Иногда такое случалось… Редко, к счастью, но в последнее время меня это тревожит. Их голос стал отчетливым – впервые за одиннадцать лет я почти могу понять, о чем они говорят. Все так же трудно дышать, когда они лежат во тьме на моей груди; когда скользят, надавливая на горло, не давая издать даже звука; когда не позволяют отвести от них взгляд; когда прижимаются отвратительным ртом к моему уху и слишком громко шепчут, задыхаясь, хрипя и умирая всякий раз, когда мне удается приподнять голову или хотя бы зажмуриться; но все это уже почти привычно – спустя столько лет мне не так трудно справиться со страхом.
Однако теперь я почти могу разобрать слова. Они говорят: ноги, кожа, кости…
И я уже, кажется, могу произнести это вместо них:
Его ноги истлели. Его кожа сгнила. Его кости стерты.
Пожалуйста, я не хочу их понимать!
Через два дня, когда это вновь случилось, их нет.
Все так же тяжело дышать, все так же бьётся сердце в ушах, но их нет.
Откуда-то из коридора раздается тихий хлюпающий звук, словно кто-то уронил на пол мокрую тряпку, затем еще один, и еще… Я пытаюсь двинуться, перевести взгляд на дверь, но каждый раз, когда я поднимаю руку или поворачиваю голову, через пару мгновений я понимаю, что мне лишь мерещится, и в реальности каждая клеточка моего тела скована нерушимыми невидимыми цепями.

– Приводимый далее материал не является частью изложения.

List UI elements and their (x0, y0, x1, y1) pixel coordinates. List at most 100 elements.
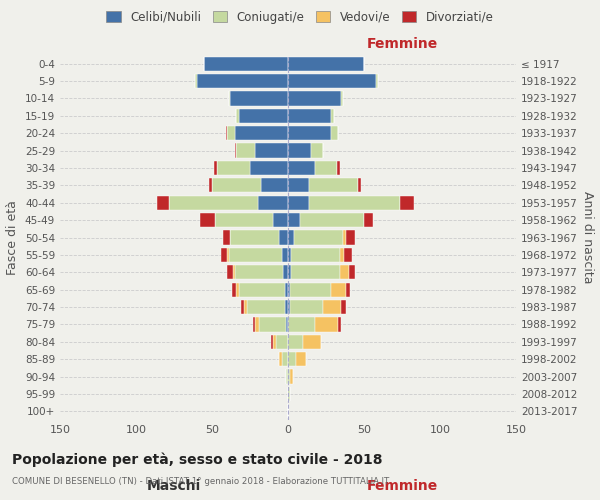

Хлюпающие звуки становятся все громче, и к ним присоединяется тихий, едва различимый, но отвратительный скрежет.
Я не могу двигаться.
Сердце бьется слишком быстро, я отчаянно вожу взглядом по потолку, люстре, карнизу, шевелю кончиками пальцев, прикусываю язык, но не могу очнуться – так не должно быть!
Хочу кричать.
Но вместо этого задерживаю дыхание, когда слышу болезненный хрип в дверях своей комнаты, смотрю туда, но никого не вижу и понимаю, что он не может ходить…
- Он ползет, – шептали они, - Потому что его ноги истлели. Он оставляет след, потому что его кожа сгнила. Он не может дышать, потому что его кости стерты…
- И его легкие волочатся по земле, - шепчу я, повторяя слова, которые насильно выжигали в моем сознании все эти годы.
Я жду, что он заползет мне на грудь и, наконец, после стольких лет, окончательно задушит…
Но его хрипы утихают где-то за моей спиной. Я не могу сдержать смешок, который сейчас звучит как едва-различимый болезненный хрип: так банально, что монстр решил спрятаться под кроватью.
Я слышу, как рвется ткань, как звонко падают на пол пружины, как с хрустом ломается деревянный каркас. Крик болезненно застревает в горле, когда звук сменяется прикосновением, когда скользкие рыхлые пальцы впиваются в кожу на моих ребрах и тянут вниз.